Potere delle Procure - sostiene Nordio - ai limiti della Costituzione, atteso che non è di fatto sottoposto a limiti o controlli sulla persona dei singoli magistrati che nel disporre (o anche solo richiedere) provvedimenti restrittivi delle libertà continuano indifferentemente, senza alcun tipo di responsabilità “in caso di mala gestione”.
Si badi, nessuno, men che meno il ministro Nordio, che nella sua lunga ed encomiabile carriera ha svolto, a più livelli, proprio la funzione di procuratore della Repubblica, intende politicizzare il ruolo. Il titolare della Pubblica accusa deve, necessariamente, rimanere terzo e imparziale al pari dell’Organo giudicante. E, tuttavia, proprio l’incisività dei poteri d’indagine di cui sono funzionalmente, si direbbe dotati i Pubblici ministeri, che conduce allo sbilanciamento di quel principio di parità delle armi tra accusa e difesa di cui la Costituzione si fa portatrice e che nei fatti si traduce in un fantasma esangue.
Si assiste, oggi, ad una sempre maggior inversione di tendenza, della quale sicuramente le Procure, o alcune di esse, si giovano: gli esiti delle indagini preliminari, che per loro natura dovrebbero rimanere segreti, vengono resi sempre più “fruibili” - per così dire - al pubblico, con una diffusione mediatica su vasta scala, a danno delle persone sottoposte alle indagini o di altre completamente estranee (si pensi alla diffusione di stralci di intercettazioni ove si menzionino persone non sottoposte alle indagini) ma finanche delle indagini stesse; al contrario, la fase dibattimentale, pubblica e di formazione della prova nel contraddittorio delle parti secondo la regola d’oro di corderiana memoria diventa, paradossalmente, sempre più segreta, lontana dall’interesse mediatico o della stampa, salvo i casi di spiccata rilevanza nazionale.

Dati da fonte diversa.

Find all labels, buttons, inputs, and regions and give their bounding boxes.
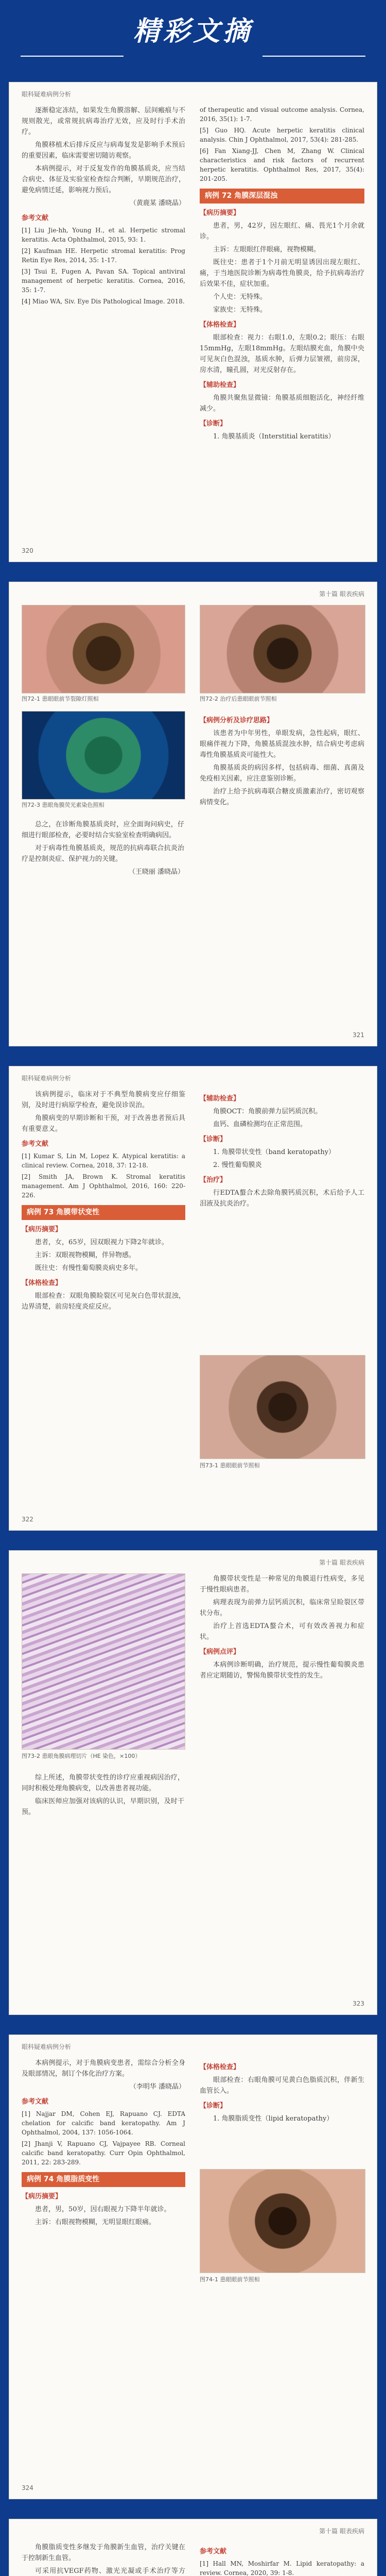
paragraph: 逐渐稳定冻结，如果发生角膜溶解、层间瘢痕与不规则散光，或常规抗病毒治疗无效，应及时行手术治疗。	[22, 107, 185, 136]
paragraph: 患者，男，50岁，因右眼视力下降半年就诊。	[35, 2206, 171, 2213]
right-column	[200, 105, 364, 444]
figure-caption: 图73-2 患眼角膜病理切片（HE 染色，×100）	[22, 1753, 141, 1759]
right-column	[200, 2058, 364, 2126]
eye-photo	[22, 711, 185, 800]
paragraph: 个人史：无特殊。	[213, 293, 267, 301]
eye-photo	[200, 2169, 365, 2273]
section-heading: 【体格检查】	[200, 321, 240, 329]
running-header: 眼科疑难病例分析	[22, 91, 72, 98]
refs-title: 参考文献	[22, 214, 49, 222]
header-rule-right	[262, 56, 365, 57]
reference: [4] Miao WA, Siv. Eye Dis Pathological Image. 2018.	[22, 298, 185, 305]
section-heading: 【病历摘要】	[22, 1226, 62, 1233]
book-page-5	[9, 2035, 377, 2499]
book-page-4	[9, 1551, 377, 2014]
right-column	[200, 1573, 364, 1683]
paragraph: 该病例提示，临床对于不典型角膜病变应仔细鉴别，及时进行病原学检查，避免误诊误治。	[22, 1091, 185, 1109]
reference: [6] Fan Xiang-JJ, Chen M, Zhang W. Clinical characteristics and risk factors of recurrent herpetic keratitis. Ophthalmol Res, 2017, 35(4): 201-205.	[200, 147, 364, 182]
paragraph: 患者，女，65岁，因双眼视力下降2年就诊。	[35, 1239, 168, 1246]
section-heading: 【诊断】	[200, 420, 227, 428]
left-column	[22, 2058, 185, 2230]
figure-caption: 图72-3 患眼角膜荧光素染色照相	[22, 802, 104, 808]
left-column	[22, 2542, 185, 2576]
case-title-bar: 病例 73 角膜带状变性	[22, 1205, 185, 1220]
paragraph: 角膜病变的早期诊断和干预，对于改善患者预后具有重要意义。	[22, 1114, 185, 1133]
book-page-1	[9, 82, 377, 562]
paragraph: 角膜脂质变性多继发于角膜新生血管，治疗关键在于控制新生血管。	[22, 2544, 185, 2562]
section-heading: 【诊断】	[200, 1136, 227, 1143]
section-heading: 【治疗】	[200, 1176, 227, 1184]
paragraph: 治疗上给予抗病毒联合糖皮质激素治疗，密切观察病情变化。	[200, 788, 364, 806]
running-header: 眼科疑难病例分析	[22, 1075, 72, 1082]
paragraph: 血钙、血磷检测均在正常范围。	[213, 1121, 307, 1128]
refs-title: 参考文献	[22, 1140, 49, 1148]
paragraph: 主诉：右眼视物模糊，无明显眼红眼痛。	[35, 2218, 156, 2226]
book-page-6	[9, 2519, 377, 2576]
case-title-bar: 病例 74 角膜脂质变性	[22, 2172, 185, 2187]
list-item: 1. 角膜带状变性（band keratopathy）	[213, 1148, 336, 1156]
paragraph: 眼部检查：视力：右眼1.0，左眼0.2；眼压：右眼15mmHg，左眼18mmHg。左眼结膜充血，角膜中央可见灰白色混浊，基质水肿，后弹力层皱褶，前房深，房水清，瞳孔圆，对光反射存在。	[200, 334, 364, 374]
paragraph: 家族史：无特殊。	[213, 306, 267, 314]
paragraph: 既往史：有慢性葡萄膜炎病史多年。	[35, 1264, 143, 1272]
left-column	[22, 105, 185, 308]
figure-caption: 图72-1 患眼眼前节裂隙灯照相	[22, 696, 99, 702]
author-sign: （黄鹿某 潘晓晶）	[129, 199, 185, 207]
reference: [3] Tsui E, Fugen A, Pavan SA. Topical antiviral management of herpetic keratitis. Cornea, 2016, 35: 1-7.	[22, 268, 185, 294]
right-column	[200, 711, 364, 810]
reference: [2] Kaufman HE. Herpetic stromal keratitis: Prog Retin Eye Res, 2014, 35: 1-17.	[22, 247, 185, 264]
reference: [1] Najjar DM, Cohen EJ, Rapuano CJ. EDTA chelation for calcific band keratopathy. Am J Ophthalmol, 2004, 137: 1056-1064.	[22, 2110, 185, 2136]
right-column	[200, 1089, 364, 1211]
refs-title: 参考文献	[200, 2548, 227, 2555]
list-item: 1. 角膜脂质变性（lipid keratopathy）	[213, 2115, 334, 2123]
running-header: 眼科疑难病例分析	[22, 2043, 72, 2050]
figure-caption: 图74-1 患眼眼前节照相	[200, 2276, 260, 2283]
paragraph: 主诉：左眼眼红伴眼痛，视物模糊。	[213, 246, 321, 253]
page-number: 324	[22, 2484, 33, 2492]
header-title: 精彩文摘	[133, 16, 253, 47]
paragraph: 眼部检查：双眼角膜睑裂区可见灰白色带状混浊，边界清楚，前房轻度炎症反应。	[22, 1292, 185, 1311]
paragraph: 角膜基质炎的病因多样，包括病毒、细菌、真菌及免疫相关因素，应注意鉴别诊断。	[200, 764, 364, 783]
paragraph: 总之，在诊断角膜基质炎时，应全面询问病史，仔细进行眼部检查，必要时结合实验室检查明确病因。	[22, 821, 184, 839]
reference: of therapeutic and visual outcome analysis. Cornea, 2016, 35(1): 1-7.	[200, 106, 364, 123]
book-page-3	[9, 1066, 377, 1530]
case-title-bar: 病例 72 角膜深层混浊	[200, 189, 364, 204]
page-number: 323	[353, 2000, 364, 2007]
eye-photo	[200, 1355, 365, 1459]
paragraph: 临床医师应加强对该病的认识，早期识别，及时干预。	[22, 1798, 184, 1816]
paragraph: 本病例提示，对于角膜病变患者，需综合分析全身及眼部情况，制订个体化治疗方案。	[22, 2059, 185, 2078]
left-column	[22, 819, 184, 879]
paragraph: 1. 角膜基质炎（Interstitial keratitis）	[213, 433, 335, 440]
book-page-2	[9, 582, 377, 1046]
reference: [5] Guo HQ. Acute herpetic keratitis clinical analysis. Chin J Ophthalmol, 2017, 53(4): 281-285.	[200, 127, 364, 143]
section-heading: 【诊断】	[200, 2102, 227, 2110]
right-column	[200, 2542, 364, 2576]
reference: [2] Jhanji V, Rapuano CJ, Vajpayee RB. Corneal calcific band keratopathy. Curr Opin Ophthalmol, 2011, 22: 283-289.	[22, 2140, 185, 2166]
paragraph: 角膜OCT：角膜前弹力层钙质沉积。	[213, 1108, 322, 1115]
section-heading: 【辅助检查】	[200, 381, 240, 389]
page-number: 321	[353, 1031, 364, 1039]
pathology-photo	[22, 1573, 185, 1750]
reference: [1] Hall MN, Moshirfar M. Lipid keratopathy: a review. Cornea, 2020, 39: 1-8.	[200, 2560, 364, 2576]
paragraph: 对于病毒性角膜基质炎，规范的抗病毒联合抗炎治疗是控制炎症、保护视力的关键。	[22, 844, 184, 863]
paragraph: 本病例诊断明确，治疗规范，提示慢性葡萄膜炎患者应定期随访，警惕角膜带状变性的发生。	[200, 1661, 364, 1680]
paragraph: 治疗上首选EDTA螯合术，可有效改善视力和症状。	[200, 1622, 364, 1641]
reference: [1] Liu Jie-hh, Young H., et al. Herpetic stromal keratitis. Acta Ophthalmol, 2015, 93: 1.	[22, 227, 185, 243]
page-number: 320	[22, 547, 33, 554]
paragraph: 行EDTA螯合术去除角膜钙质沉积，术后给予人工泪液及抗炎治疗。	[200, 1189, 364, 1208]
refs-title: 参考文献	[22, 2098, 49, 2106]
reference: [1] Kumar S, Lin M, Lopez K. Atypical keratitis: a clinical review. Cornea, 2018, 37: 12-18.	[22, 1153, 185, 1169]
paragraph: 患者，男，42岁，因左眼红、痛、畏光1个月余就诊。	[200, 222, 364, 241]
paragraph: 病理表现为前弹力层钙质沉积，临床常呈睑裂区带状分布。	[200, 1599, 364, 1617]
paragraph: 既往史：患者于1个月前无明显诱因出现左眼红、痛，于当地医院诊断为病毒性角膜炎，给予抗病毒治疗后效果不佳，症状加重。	[200, 259, 364, 288]
author-sign: （王晓丽 潘晓晶）	[128, 868, 184, 876]
running-header: 第十篇 眼表疾病	[319, 1559, 364, 1566]
header-banner	[0, 0, 386, 62]
running-header: 第十篇 眼表疾病	[319, 2528, 364, 2535]
section-heading: 【病例点评】	[200, 1648, 240, 1656]
left-column	[22, 1089, 185, 1314]
page-number: 322	[22, 1516, 33, 1523]
reference: [2] Smith JA, Brown K. Stromal keratitis management. Am J Ophthalmol, 2016, 160: 220-226.	[22, 1173, 185, 1199]
section-heading: 【体格检查】	[22, 1279, 62, 1287]
eye-photo	[200, 605, 365, 693]
paragraph: 综上所述，角膜带状变性的诊疗应重视病因治疗，同时积极处理角膜病变，以改善患者视功能。	[22, 1774, 184, 1792]
running-header: 第十篇 眼表疾病	[319, 590, 364, 598]
paragraph: 主诉：双眼视物模糊，伴异物感。	[35, 1251, 136, 1259]
header-rule-left	[21, 56, 124, 57]
left-column	[22, 1772, 184, 1820]
section-heading: 【病例分析及诊疗思路】	[200, 717, 274, 724]
paragraph: 角膜移植术后排斥反应与病毒复发是影响手术预后的重要因素，临床需要密切随访观察。	[22, 141, 185, 160]
paragraph: 角膜带状变性是一种常见的角膜退行性病变，多见于慢性眼病患者。	[200, 1575, 364, 1594]
eye-photo	[22, 605, 185, 693]
paragraph: 本病例提示，对于反复发作的角膜基质炎，应当结合病史、体征及实验室检查综合判断，早期规范治疗，避免病情迁延，影响视力预后。	[22, 165, 185, 194]
section-heading: 【病历摘要】	[200, 209, 240, 217]
section-heading: 【辅助检查】	[200, 1095, 240, 1103]
section-heading: 【体格检查】	[200, 2063, 240, 2071]
paragraph: 该患者为中年男性，单眼发病，急性起病，眼红、眼痛伴视力下降，角膜基质混浊水肿，结合病史考虑病毒性角膜基质炎可能性大。	[200, 730, 364, 759]
paragraph: 角膜共聚焦显微镜：角膜基质细胞活化，神经纤维减少。	[200, 394, 364, 413]
list-item: 2. 慢性葡萄膜炎	[213, 1161, 262, 1169]
author-sign: （李明华 潘晓晶）	[129, 2083, 185, 2091]
paragraph: 可采用抗VEGF药物、激光光凝或手术治疗等方	[35, 2567, 185, 2575]
figure-caption: 图72-2 治疗后患眼眼前节照相	[200, 696, 277, 702]
paragraph: 眼部检查：右眼角膜可见黄白色脂质沉积，伴新生血管长入。	[200, 2076, 364, 2095]
section-heading: 【病历摘要】	[22, 2193, 62, 2200]
figure-caption: 图73-1 患眼眼前节照相	[200, 1462, 260, 1469]
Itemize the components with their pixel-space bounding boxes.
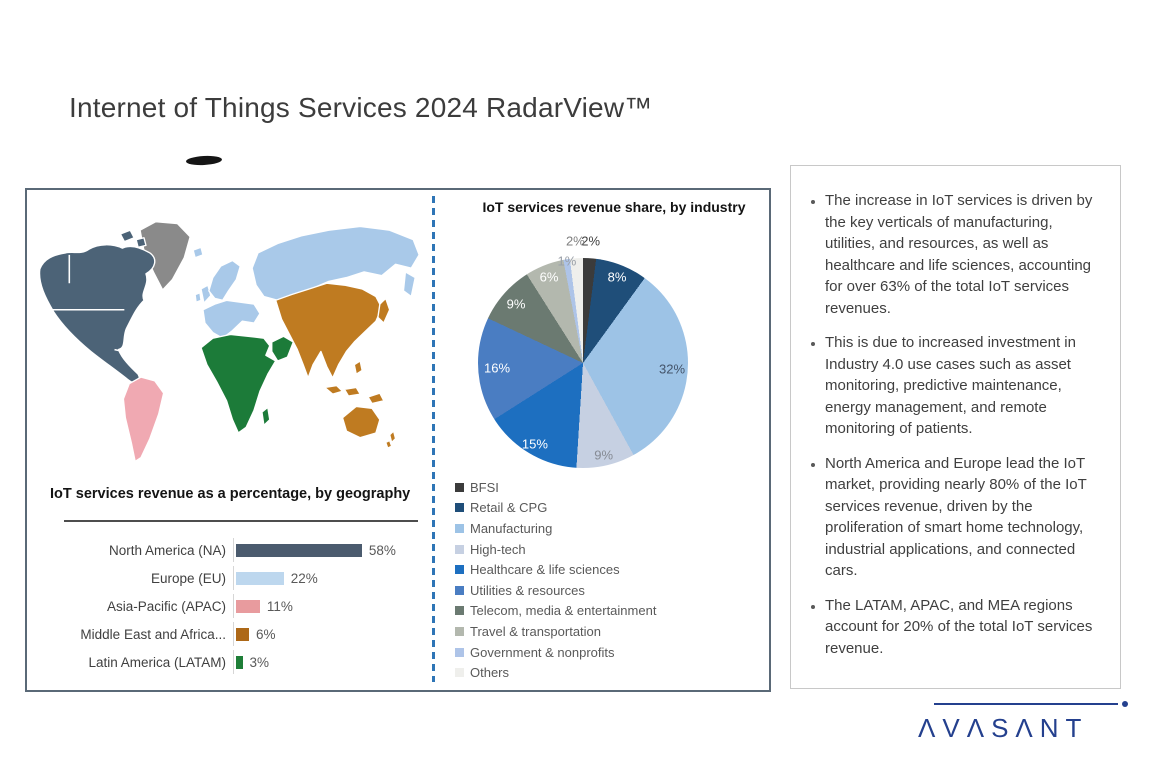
logo-line-row: [934, 701, 1128, 707]
logo-dot: [1122, 701, 1128, 707]
pie-slice-label: 2%: [565, 233, 585, 249]
map-region-madagascar: [262, 407, 270, 425]
insight-bullet: • The LATAM, APAC, and MEA regions account for 20% of the total IoT services revenue.: [825, 595, 1106, 660]
map-region-japan: [378, 298, 390, 323]
legend-item: [455, 642, 656, 663]
bar-category-label: Latin America (LATAM): [88, 654, 226, 670]
map-region-europe: [203, 300, 260, 338]
legend-swatch-icon: [455, 524, 464, 533]
insight-bullet: • The increase in IoT services is driven by the key verticals of manufacturing, utilities, and resources, as well as healthcare and life sciences, accounting for over 63% of the total IoT services revenues.: [825, 190, 1106, 319]
legend-swatch-icon: [455, 627, 464, 636]
pie-slice-label: 2%: [581, 233, 601, 249]
insight-bullet: • North America and Europe lead the IoT market, providing nearly 80% of the IoT services revenue, driven by the proliferation of smart home technology, industrial applications, and connected cars.: [825, 453, 1106, 582]
bar-row: [50, 620, 430, 648]
bar: [236, 628, 249, 641]
bar-row: [50, 592, 430, 620]
map-region-kamchatka: [403, 272, 415, 297]
cropped-artifact: [186, 155, 222, 166]
map-region-asia: [276, 283, 382, 378]
map-region-new-zealand: [386, 431, 396, 448]
bar-category-label: Europe (EU): [150, 570, 226, 586]
legend-item: [455, 498, 656, 519]
pie-slice-label: 9%: [506, 296, 526, 312]
bar-category-label: North America (NA): [108, 542, 226, 558]
bar: [236, 656, 243, 669]
pie-chart: [478, 258, 688, 468]
logo-text: ΛVΛSΛNT: [918, 713, 1089, 743]
industry-legend: [455, 477, 656, 683]
bar-track: [233, 622, 249, 646]
map-region-south-america: [123, 377, 163, 461]
bar-row: [50, 648, 430, 676]
geo-bar-chart: [50, 536, 430, 676]
bar-track: [233, 594, 260, 618]
bar-track: [233, 650, 243, 674]
pie-slice-label: 15%: [521, 436, 548, 452]
legend-swatch-icon: [455, 483, 464, 492]
bar-value-label: 11%: [266, 598, 293, 614]
legend-label: Utilities & resources: [470, 582, 585, 598]
logo-line: [934, 703, 1118, 705]
pie-slice-label: 32%: [659, 361, 686, 377]
legend-label: Travel & transportation: [470, 623, 602, 639]
legend-label: Telecom, media & entertainment: [470, 603, 657, 619]
bar: [236, 544, 362, 557]
legend-label: Manufacturing: [470, 520, 553, 536]
pie-slice-label: 6%: [539, 269, 559, 285]
legend-swatch-icon: [455, 606, 464, 615]
map-region-iceland: [193, 247, 203, 257]
legend-swatch-icon: [455, 565, 464, 574]
legend-label: Others: [470, 665, 510, 681]
bar-track: [233, 566, 284, 590]
bar-track: [233, 538, 362, 562]
legend-label: High-tech: [470, 541, 526, 557]
page-title: Internet of Things Services 2024 RadarView™: [69, 92, 653, 123]
insight-bullet: • This is due to increased investment in Industry 4.0 use cases such as asset monitoring, predictive maintenance, energy management, and remote monitoring of patients.: [825, 332, 1106, 440]
legend-item: [455, 477, 656, 498]
insights-list: [807, 190, 1106, 659]
pie-slice-label: 8%: [607, 269, 627, 285]
map-region-philippines: [354, 361, 362, 374]
pie-slice-label: 1%: [557, 253, 577, 269]
map-region-arabia: [272, 336, 294, 361]
legend-label: Government & nonprofits: [470, 644, 615, 660]
legend-label: Healthcare & life sciences: [470, 562, 620, 578]
infographic-panel: [25, 188, 771, 692]
bar-value-label: 6%: [256, 626, 276, 642]
pie-slice-label: 16%: [484, 360, 511, 376]
legend-swatch-icon: [455, 545, 464, 554]
bar-category-label: Asia-Pacific (APAC): [106, 598, 226, 614]
bar-value-label: 58%: [368, 542, 396, 558]
bar-category-label: Middle East and Africa...: [80, 626, 226, 642]
bar-row: [50, 536, 430, 564]
bar-value-label: 3%: [249, 654, 270, 670]
dashed-divider: [432, 196, 435, 682]
legend-swatch-icon: [455, 668, 464, 677]
legend-label: Retail & CPG: [470, 500, 548, 516]
world-map: [30, 198, 428, 468]
map-region-uk: [195, 285, 211, 303]
insights-panel: [790, 165, 1121, 689]
legend-item: [455, 539, 656, 560]
legend-swatch-icon: [455, 648, 464, 657]
bar: [236, 572, 284, 585]
legend-swatch-icon: [455, 503, 464, 512]
pie-slice-label: 9%: [594, 447, 614, 463]
bar: [236, 600, 260, 613]
map-region-north-america: [40, 245, 155, 383]
legend-label: BFSI: [470, 479, 499, 495]
geo-chart-title: IoT services revenue as a percentage, by geography: [50, 486, 411, 502]
legend-item: [455, 559, 656, 580]
legend-item: [455, 601, 656, 622]
avasant-logo: [918, 701, 1128, 744]
map-region-scandinavia: [209, 261, 240, 301]
bar-row: [50, 564, 430, 592]
legend-item: [455, 662, 656, 683]
geo-chart-rule: [64, 520, 418, 522]
legend-item: [455, 621, 656, 642]
bar-value-label: 22%: [290, 570, 318, 586]
legend-item: [455, 580, 656, 601]
legend-swatch-icon: [455, 586, 464, 595]
map-region-australia: [343, 406, 380, 437]
map-region-indonesia: [325, 386, 384, 404]
legend-item: [455, 518, 656, 539]
industry-chart-title: IoT services revenue share, by industry: [482, 199, 746, 215]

È quindi contro queste derive mediatizzazione del processo penale e potere delle Procure sia come Uffici che come singoli Pubblici Ministeri, sistematica violazione della presunzione di non colpevolezza, distorsione del sistema accusatorio di formazione a dibattimento della prova, cultura del “sospetto”, lo stralcio della regola di giudizio della condanna oltre ogni ragionevole dubbio - che il ministro Nordio ha proposto una radicale inversione di marcia. Il governo è fresco di nomina ed è quindi ancora presto per pronunciarsi sulle azioni del Guardasigilli.
Al di là di ciò che effettivamente farà il Ministro, e la maggioranza di governo tutta, come è stato detto e scritto è il messaggio politico che ora conta: una riforma seria e convincente della Giustizia non può non iniziare dal contrasto a un certo “sonnambulismo” della politica, che un giorno incoraggia e il giorno dopo demonizza l’eccessiva discrezionalità e totale impunità di tali eccessi.
Imprescindibile riequilibrare i rapporti tra potere giudiziario e potere politico. Una riforma, dunque, nel segno della Costituzione, del sistema accusatorio di cui al Codice di rito, della figura del Magistrato indipendente, vetta più alta del sistema giudiziario e che porta il cittadino a fidarsi e riaffidarsi nelle mani delle Istituzioni repubblicane, restituendo all’Italia ed al suo sistema- giustizia quella tradizione giuridica di garanzia che l’ha sempre contraddistinta nel mondo.